# Split JSON Documents by Year

This notebook loads a JSON file containing multiple study documents, inspects its structure, and saves each document into a separate JSON file organized by year. The output files are placed in the corresponding year subfolders under `data/all_documents`.

In [7]:
import os
import sys
import json
from pathlib import Path

# add parent directory to path
library_path = os.path.abspath('..')
if library_path not in sys.path:
    sys.path.append(library_path)

## 1. Import Required Libraries and Set Up Paths

The first code cell imports necessary Python libraries and sets up the path to the project and data folders. This ensures that the notebook can access the data and output directories regardless of where it is run.

In [19]:
DATA_FOLDER = Path(library_path) / "data"
documents_folder = DATA_FOLDER / 'all_documents'
documents_folder.exists()

True

## 2. Define Data and Output Folders

This cell defines the location of the main data folder and the folder where the split documents will be saved.
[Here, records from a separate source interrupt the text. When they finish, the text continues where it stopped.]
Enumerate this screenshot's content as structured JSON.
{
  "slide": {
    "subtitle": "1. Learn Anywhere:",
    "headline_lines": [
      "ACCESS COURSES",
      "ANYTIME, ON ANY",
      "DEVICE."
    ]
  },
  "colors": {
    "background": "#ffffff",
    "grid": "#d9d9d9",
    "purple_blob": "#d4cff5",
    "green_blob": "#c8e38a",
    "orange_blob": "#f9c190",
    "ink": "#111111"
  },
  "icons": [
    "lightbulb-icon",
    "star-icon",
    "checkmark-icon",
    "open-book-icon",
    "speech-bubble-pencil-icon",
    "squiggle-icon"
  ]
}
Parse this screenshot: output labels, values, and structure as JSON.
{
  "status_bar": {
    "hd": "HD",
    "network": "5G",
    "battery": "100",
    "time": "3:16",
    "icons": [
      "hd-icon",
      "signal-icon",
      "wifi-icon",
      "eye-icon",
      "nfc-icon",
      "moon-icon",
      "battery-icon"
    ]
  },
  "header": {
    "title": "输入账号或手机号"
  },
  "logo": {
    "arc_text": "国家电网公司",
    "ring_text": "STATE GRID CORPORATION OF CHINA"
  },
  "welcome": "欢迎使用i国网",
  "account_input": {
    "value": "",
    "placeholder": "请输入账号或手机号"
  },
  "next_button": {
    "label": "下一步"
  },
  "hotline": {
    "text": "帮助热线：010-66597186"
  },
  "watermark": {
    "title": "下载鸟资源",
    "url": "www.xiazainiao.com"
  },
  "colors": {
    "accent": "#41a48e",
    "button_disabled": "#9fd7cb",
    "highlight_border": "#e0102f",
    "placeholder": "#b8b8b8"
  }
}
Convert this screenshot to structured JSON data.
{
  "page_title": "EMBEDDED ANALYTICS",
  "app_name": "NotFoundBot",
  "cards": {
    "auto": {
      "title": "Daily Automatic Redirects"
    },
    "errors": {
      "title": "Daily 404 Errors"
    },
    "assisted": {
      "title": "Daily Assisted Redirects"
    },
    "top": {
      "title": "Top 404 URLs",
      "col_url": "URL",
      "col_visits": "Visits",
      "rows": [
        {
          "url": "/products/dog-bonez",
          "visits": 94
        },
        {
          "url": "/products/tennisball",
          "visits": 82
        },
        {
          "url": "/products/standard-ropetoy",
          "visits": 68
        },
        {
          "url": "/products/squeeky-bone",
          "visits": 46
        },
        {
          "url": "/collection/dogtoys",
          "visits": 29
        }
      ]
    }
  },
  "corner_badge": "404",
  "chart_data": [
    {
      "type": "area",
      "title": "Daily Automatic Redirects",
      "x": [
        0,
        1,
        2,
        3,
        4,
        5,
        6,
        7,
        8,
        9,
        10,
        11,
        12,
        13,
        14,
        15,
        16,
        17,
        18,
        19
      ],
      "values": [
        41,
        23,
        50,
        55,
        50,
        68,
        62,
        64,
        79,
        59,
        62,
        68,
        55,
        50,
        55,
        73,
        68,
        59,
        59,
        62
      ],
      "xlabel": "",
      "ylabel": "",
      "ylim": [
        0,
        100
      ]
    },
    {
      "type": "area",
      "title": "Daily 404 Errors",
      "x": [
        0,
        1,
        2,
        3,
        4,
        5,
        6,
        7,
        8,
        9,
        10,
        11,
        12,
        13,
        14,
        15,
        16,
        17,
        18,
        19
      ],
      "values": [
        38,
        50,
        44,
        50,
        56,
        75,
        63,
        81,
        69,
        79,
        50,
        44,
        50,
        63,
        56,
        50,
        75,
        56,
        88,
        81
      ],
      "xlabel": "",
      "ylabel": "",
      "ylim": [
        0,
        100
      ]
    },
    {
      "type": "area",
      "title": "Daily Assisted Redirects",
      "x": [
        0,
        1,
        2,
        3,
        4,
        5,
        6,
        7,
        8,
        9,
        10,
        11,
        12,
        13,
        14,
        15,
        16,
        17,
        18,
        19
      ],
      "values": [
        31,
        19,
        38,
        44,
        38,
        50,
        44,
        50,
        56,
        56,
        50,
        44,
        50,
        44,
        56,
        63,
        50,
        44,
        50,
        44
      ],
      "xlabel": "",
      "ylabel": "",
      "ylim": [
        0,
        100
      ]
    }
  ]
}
It also checks that the output folder exists.

In [9]:
# Load the JSON file containing the documents
with open(DATA_FOLDER/ 'pd_review.studies.json', 'r', encoding='utf-8') as f:
    data = json.load(f)

# Check the structure and number of documents
print(type(data))
if isinstance(data, dict):
    print('Keys:', data.keys())
elif isinstance(data, list):
    print('Number of documents:', len(data))
else:
    print('Unknown structure:', data)

<class 'list'>
Number of documents: 345


## 3. Load and Inspect the JSON Data

This cell loads the main JSON file containing all study documents and prints its structure, including the number of documents and sample keys. This helps verify the data before processing.

In [None]:
# Iterate over each document in the loaded data
for i, doc in enumerate(data):
    # Get the year as a string from the document (used for folder name)
    year = str(doc.get('year'))
    # Get the study_id, replacing '/' with '_' to avoid issues in filenames
    study_id = doc.get('study_id', f"unknown_{i+1}").replace("/", "_")
    # Build the output folder path for the year
    output_folder =  documents_folder / year
    # Save the document as a JSON file in the corresponding year folder
    with open(output_folder / f"{study_id}.json", 'w', encoding='utf-8') as out_f:
        json.dump(doc, out_f, ensure_ascii=False, indent=2)

## 4. Split and Save Documents by Year

This cell iterates over each document, extracts the year and study ID, and saves each document as a separate JSON file in the corresponding year folder. Filenames are sanitized to avoid issues with special characters.